Last night, I implemented and have passing tests all through the stack (though I haven’t yet tested live) my first two ACs, but not yet the transcript flow, using a custom field on
Topic and a
thread rule. So making good progress toward being able to show code in at least a draft PR.
I also have a separate commit to remove the unused
pstore_get from the slack provider. Since that’s the only use of
pstore in the whole stack, would you like me to also remove all the
pstore_* from app/initializers/discourse_chat.rb in that cleanup commit?
That’s exactly where I started, and it sure would have been easier!
However, at least for my use case (and I’ve heard this from people at other companies, we’re not unique) different channels have different preferences for whether threads should be used. There are channels which are meant to be used with threads (because most people care only about some topics) and channels which are very much anti-thread (because threads bury important information).
I’ve seen two essentially unrelated aspects driving this preference:
- Membership: Channels with most members having actively used IRC for decades are used to mentally disambiguating intermingled conversational threads in a single channel and don’t want to click into threads to see important content, whereas channels with most members having lived in email expect conversations to be threaded and to click into conversations they care about.
- Purpose: Channels with an announcement business purpose tend to be aggressively threaded, but channels with research or collaboration purposes are often intentionally not threaded because threads hide information unless you notice them and click into them.
If you’d like to have some common syntax for rule options, I’d think that
Rule could be generally expanded so that it has an
:options value which, like
:tags, is an array. I suppose it might make sense to take a page from command-line shells, so that
/discourse [watch|follow|mute] -something -here sets
['something', 'here'] — reserving a leading
- to introduce an option. Then it would be
/discourse watch my-category-slug #tagged-foo -threaded. I don’t know how much more work that would be over what I already did. Do you have strong feelings one way or the other here? I can see arguments both ways: adding another value to Rule makes it more complicated to write a chat provider; adding another filter value makes another slack-specific feature (like posting a transcript) that makes the interface more complicated for non-slack users. Of course I might be missing something that would make it harder than I think; for example, if a category slug could start with
- and it is suddenly ambiguous; the shell uses
-- to mean “everything after this is not an argument” but perhaps we could invert it to
-- means “everything after this is an option.” If you’d like me to look into this, please give me some direction on syntax that you would find appropriate for specifying rule options. But just adding
thread seems simpler to me, so absent specific direction to add a general “options” feature, I’ll wait to make any change in that direction.
[Edit: Changing from a rule filter to an option would definitely complicate the UI which would have to grow to general support for general options and that doesn’t feel like a great choice to me. So now, having looked at UI, I’d prefer to stick with the filter; I think it’s cleaner.]

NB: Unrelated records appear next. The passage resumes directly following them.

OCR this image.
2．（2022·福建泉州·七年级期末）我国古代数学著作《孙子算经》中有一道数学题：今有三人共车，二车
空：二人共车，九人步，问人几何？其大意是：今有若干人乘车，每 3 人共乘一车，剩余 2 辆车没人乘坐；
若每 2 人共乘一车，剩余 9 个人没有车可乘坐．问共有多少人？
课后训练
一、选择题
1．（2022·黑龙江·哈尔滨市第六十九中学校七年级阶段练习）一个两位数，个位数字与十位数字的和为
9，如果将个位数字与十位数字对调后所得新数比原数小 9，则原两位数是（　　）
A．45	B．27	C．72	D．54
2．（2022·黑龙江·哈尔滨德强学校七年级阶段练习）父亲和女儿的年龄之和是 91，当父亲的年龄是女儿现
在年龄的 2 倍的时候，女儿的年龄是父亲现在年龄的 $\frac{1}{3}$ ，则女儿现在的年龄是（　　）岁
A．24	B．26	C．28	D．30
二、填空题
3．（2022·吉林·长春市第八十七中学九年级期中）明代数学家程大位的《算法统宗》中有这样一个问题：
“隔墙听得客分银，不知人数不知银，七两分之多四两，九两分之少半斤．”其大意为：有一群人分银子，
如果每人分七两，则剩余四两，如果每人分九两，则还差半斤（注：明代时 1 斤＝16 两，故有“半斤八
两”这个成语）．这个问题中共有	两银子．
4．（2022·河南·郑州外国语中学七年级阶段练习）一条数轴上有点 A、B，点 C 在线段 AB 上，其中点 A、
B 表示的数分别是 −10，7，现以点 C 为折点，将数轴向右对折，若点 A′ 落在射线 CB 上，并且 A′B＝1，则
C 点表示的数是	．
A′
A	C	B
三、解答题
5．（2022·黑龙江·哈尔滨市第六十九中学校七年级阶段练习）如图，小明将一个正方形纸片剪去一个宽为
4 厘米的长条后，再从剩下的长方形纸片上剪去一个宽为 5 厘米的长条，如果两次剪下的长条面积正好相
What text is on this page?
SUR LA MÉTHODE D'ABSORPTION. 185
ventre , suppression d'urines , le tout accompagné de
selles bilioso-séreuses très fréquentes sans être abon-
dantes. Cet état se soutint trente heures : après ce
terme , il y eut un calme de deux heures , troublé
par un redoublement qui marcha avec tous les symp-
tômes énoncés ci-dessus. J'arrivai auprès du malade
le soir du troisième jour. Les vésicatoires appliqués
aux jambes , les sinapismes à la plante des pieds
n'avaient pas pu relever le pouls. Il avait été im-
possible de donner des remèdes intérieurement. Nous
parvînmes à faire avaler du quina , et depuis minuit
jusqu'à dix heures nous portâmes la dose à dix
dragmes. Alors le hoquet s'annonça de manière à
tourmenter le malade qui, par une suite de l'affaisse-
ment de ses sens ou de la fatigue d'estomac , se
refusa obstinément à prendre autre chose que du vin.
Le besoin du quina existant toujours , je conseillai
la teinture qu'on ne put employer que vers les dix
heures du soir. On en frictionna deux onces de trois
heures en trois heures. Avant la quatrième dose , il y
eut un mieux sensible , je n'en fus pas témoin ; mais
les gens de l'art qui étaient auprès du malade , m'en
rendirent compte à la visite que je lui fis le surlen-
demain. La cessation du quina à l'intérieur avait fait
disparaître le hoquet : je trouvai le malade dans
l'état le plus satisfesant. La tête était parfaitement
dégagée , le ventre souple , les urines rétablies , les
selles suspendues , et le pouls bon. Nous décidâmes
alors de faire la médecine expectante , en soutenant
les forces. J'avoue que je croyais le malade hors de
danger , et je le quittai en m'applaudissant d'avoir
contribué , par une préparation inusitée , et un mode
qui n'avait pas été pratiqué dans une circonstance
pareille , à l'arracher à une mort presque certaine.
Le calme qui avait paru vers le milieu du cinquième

For the post transcript flow, thanks for the HTML comment idea. For my use case it’s not going to hurt me any; I’m honestly expecting to be the primary user anyway, at least initially. That’s a nice simple hack.
I have a separate idea, not to embed in this PR, that it would be nice to have a mapping from the channel for the message being posted to the category in which the resulting discourse post should be made. For that to happen, I think that the transcript would best change to have an envelope or sidecar, at which point the envelope or sidecar could have both the category and the slack ID. That looks like a substantial amount of learning for me, since I’m still in the “advanced googling the problem” stage of learning Ruby on Rails.